À l’occasion du changement de régime de PSC, notre ministère envisageait de faire financer les dispositifs de soutien psychologique des personnels par le fond d’accompagnement social… un fond alimenté exclusivement par nos cotisations et réservé uniquement aux affiliés au régime collectif. Autrement dit : faire payer aux agents un dispositif qui relève de la responsabilité de l’employeur et qu’il finance aujourd’hui sur ses propres crédits.

Un dispositif maintenu pour l’ensemble des personnels

Grâce aux interventions et aux négociations du SE-Unsa avec sa fédération Unsa Éducation, ce projet a été abandonné.
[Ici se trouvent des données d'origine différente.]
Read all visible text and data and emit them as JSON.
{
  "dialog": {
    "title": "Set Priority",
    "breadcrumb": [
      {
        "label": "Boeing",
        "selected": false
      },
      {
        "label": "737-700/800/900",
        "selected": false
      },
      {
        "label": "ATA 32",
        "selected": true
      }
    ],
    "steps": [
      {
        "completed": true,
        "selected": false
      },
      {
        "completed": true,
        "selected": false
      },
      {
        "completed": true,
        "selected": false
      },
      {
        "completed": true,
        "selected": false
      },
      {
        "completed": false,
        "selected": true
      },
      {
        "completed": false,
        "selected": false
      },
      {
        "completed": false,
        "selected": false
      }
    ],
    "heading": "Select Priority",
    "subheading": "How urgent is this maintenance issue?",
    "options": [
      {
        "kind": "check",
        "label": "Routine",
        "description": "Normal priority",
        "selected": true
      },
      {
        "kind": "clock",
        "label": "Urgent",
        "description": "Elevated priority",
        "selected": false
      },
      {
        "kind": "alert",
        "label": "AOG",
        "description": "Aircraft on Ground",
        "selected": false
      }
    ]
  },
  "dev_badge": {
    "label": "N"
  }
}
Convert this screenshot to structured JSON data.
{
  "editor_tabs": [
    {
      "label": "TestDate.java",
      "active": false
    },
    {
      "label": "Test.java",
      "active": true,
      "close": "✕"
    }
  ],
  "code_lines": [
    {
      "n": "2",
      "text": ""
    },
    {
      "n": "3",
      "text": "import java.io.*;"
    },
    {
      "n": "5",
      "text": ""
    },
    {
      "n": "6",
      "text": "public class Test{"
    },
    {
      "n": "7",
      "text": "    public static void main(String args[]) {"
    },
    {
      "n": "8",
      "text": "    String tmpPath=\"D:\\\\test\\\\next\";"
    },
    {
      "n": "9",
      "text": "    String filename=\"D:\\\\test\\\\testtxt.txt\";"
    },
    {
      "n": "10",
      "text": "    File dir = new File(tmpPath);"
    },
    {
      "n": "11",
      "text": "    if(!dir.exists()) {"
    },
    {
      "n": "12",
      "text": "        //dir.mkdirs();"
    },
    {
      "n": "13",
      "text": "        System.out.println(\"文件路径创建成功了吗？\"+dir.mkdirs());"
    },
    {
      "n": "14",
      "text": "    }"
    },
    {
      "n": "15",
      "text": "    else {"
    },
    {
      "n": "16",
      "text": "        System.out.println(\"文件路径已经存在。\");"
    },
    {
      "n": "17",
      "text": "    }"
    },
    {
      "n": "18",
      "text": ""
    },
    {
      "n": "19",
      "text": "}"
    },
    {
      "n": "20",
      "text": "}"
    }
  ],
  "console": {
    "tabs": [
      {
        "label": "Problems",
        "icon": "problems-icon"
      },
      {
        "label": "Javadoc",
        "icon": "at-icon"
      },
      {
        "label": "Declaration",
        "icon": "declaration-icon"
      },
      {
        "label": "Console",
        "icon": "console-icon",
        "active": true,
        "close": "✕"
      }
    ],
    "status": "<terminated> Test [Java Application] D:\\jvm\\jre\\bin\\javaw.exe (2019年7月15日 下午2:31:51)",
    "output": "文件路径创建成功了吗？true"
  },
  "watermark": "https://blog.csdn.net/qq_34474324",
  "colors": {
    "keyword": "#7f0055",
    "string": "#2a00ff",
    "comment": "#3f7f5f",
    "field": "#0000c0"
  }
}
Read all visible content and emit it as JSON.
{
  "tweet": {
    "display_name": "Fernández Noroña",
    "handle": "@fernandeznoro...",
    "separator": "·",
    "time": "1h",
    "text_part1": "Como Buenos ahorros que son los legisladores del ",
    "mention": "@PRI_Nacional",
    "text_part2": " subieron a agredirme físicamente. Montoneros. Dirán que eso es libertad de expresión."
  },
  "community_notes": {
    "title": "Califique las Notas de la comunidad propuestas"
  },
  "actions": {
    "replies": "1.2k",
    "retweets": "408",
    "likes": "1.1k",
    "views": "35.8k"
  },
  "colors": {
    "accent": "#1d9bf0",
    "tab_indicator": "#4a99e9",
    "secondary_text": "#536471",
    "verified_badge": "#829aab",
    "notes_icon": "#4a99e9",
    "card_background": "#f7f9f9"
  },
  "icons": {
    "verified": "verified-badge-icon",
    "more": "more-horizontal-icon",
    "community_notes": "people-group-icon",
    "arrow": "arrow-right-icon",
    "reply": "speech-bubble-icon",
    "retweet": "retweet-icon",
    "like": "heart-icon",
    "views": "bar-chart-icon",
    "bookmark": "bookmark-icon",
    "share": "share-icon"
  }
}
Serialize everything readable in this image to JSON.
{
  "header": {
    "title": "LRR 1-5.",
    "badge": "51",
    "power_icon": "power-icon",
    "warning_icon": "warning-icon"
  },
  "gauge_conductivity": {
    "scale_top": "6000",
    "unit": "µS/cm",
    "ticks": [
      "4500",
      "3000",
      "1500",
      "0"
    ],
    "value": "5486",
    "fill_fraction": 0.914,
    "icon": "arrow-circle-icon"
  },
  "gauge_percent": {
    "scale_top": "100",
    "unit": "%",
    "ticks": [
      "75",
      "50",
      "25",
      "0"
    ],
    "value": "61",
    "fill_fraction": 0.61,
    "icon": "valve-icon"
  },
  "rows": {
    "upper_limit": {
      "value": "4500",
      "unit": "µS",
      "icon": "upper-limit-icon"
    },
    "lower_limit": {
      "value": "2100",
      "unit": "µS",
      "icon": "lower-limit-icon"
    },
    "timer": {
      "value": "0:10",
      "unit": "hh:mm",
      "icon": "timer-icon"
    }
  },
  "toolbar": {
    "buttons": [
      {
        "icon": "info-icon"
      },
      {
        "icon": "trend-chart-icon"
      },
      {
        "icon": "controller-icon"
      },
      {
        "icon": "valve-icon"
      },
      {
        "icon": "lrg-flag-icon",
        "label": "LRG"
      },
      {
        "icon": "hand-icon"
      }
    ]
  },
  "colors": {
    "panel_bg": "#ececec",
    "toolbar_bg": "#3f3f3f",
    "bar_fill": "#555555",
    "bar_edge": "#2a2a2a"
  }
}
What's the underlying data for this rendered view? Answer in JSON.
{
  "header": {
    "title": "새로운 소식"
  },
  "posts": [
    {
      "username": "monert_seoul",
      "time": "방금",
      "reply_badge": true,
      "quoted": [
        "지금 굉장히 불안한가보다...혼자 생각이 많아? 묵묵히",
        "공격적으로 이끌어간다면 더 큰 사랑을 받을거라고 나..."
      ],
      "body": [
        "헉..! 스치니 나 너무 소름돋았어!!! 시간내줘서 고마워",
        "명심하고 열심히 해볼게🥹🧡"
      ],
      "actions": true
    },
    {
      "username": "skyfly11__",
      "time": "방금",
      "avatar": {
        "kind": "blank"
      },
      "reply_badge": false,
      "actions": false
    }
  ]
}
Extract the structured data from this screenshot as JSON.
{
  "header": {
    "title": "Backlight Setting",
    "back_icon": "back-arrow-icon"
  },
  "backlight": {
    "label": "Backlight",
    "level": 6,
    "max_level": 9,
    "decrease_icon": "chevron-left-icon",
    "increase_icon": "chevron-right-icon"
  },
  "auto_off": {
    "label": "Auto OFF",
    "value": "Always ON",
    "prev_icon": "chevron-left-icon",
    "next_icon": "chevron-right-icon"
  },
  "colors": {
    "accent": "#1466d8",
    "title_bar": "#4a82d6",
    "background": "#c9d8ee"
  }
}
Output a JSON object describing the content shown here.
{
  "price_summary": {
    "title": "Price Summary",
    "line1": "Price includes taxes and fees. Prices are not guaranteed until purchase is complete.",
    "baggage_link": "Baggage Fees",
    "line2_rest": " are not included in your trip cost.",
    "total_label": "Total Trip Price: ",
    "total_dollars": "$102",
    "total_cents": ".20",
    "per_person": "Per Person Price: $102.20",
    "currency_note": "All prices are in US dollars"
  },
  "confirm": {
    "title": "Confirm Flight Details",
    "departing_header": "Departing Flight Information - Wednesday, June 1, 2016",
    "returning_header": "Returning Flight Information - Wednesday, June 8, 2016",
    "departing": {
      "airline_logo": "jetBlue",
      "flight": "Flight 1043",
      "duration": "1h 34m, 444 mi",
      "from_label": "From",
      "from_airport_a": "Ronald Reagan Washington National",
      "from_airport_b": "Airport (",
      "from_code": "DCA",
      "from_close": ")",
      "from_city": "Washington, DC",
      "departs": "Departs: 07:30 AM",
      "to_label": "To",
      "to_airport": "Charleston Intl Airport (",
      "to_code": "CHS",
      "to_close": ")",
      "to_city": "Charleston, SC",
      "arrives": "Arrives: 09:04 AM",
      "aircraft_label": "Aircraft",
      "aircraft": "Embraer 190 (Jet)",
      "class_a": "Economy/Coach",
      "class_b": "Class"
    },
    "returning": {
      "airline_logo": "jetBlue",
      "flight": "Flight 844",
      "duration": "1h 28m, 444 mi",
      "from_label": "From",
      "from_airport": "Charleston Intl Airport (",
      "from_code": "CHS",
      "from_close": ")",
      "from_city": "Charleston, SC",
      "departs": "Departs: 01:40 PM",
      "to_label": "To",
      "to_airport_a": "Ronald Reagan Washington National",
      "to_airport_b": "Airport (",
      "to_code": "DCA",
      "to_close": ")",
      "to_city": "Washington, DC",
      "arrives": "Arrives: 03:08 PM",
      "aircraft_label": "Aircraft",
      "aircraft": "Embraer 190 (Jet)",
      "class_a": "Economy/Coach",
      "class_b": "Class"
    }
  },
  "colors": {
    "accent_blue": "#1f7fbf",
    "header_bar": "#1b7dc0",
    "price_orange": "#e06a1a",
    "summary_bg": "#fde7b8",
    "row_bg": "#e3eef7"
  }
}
Le ministère annonce désormais la mise en place d’un marché public destiné à garantir la pérennité du dispositif d’accompagnement et de soutien psychologique pour l’ensemble des personnels, ainsi que pour les centres de réadaptation, essentiels notamment pour permettre un retour sur un poste après une longue période d’éloignement du travail. C’est une avancée attendue et obtenue de haute lutte.

Des effets positifs immédiats

Cette décision a deux effets positifs immédiats pour les personnels :

  • Le maintien intégral des moyens dédiés à l’accompagnement social, même si les négociations persistent pour que les collègues dispensés du contrat collectif puissent aussi en bénéficier. Pour nous, la PSC doit être une avancée sociale dans le contexte actuel, notamment de perte continue de pouvoir d’achat.
  • La prise en charge par le ministère du financement des dispositifs de soutien psychologique, comme il se doit pour un employeur responsable.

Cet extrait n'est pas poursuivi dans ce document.